Bayl is also the founder of the Australian Romantic and Classical Orchestra, although he no longer works with it, and is involved with English group the Hanover Band, an orchestra that plays on historic instruments music from the classical period.
"We actually did a very big project in the pandemic. We recorded all the Beethoven symphonies for digital video broadcast basically in two weeks."
When not working with companies, he finds there is plenty of work to do learning new music and preparing for upcoming concerts. And while he has a manager there is still work involved as there is with any small business.
"You have to be your own accountant, publicity, logistics. It’s like running a small business for one which is also what they don’t teach at college. I feel like conductors should have an economics degree, a psychology degree, a music degree and a lot of experience and then you can start to get somewhere."
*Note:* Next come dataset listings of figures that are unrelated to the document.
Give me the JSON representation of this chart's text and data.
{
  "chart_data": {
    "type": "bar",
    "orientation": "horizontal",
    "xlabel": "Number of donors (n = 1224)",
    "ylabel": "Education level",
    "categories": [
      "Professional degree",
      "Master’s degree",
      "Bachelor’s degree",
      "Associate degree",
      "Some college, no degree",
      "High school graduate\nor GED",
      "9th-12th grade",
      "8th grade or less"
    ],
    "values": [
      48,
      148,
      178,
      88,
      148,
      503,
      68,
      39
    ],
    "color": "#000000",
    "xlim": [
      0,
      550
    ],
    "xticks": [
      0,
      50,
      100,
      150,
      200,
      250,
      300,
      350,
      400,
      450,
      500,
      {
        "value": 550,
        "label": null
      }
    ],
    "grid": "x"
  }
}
Bayl, who is in his mid-40s, says there is always things to learn in the job whether it is how to do things better or interpret a score in a different way.
"I think that's true especially with conducting. I think the amount of experience is really, really important and I always feel that there's more to know. There's always more to learn. There's always more depth to something and I think that should not be underestimated."
TO SEE
Sublime Schubert Dunedin Symphony Orchestra, July 19, 5pm. July 20, 3pm, King’s and Queen’s Performing Arts Centre.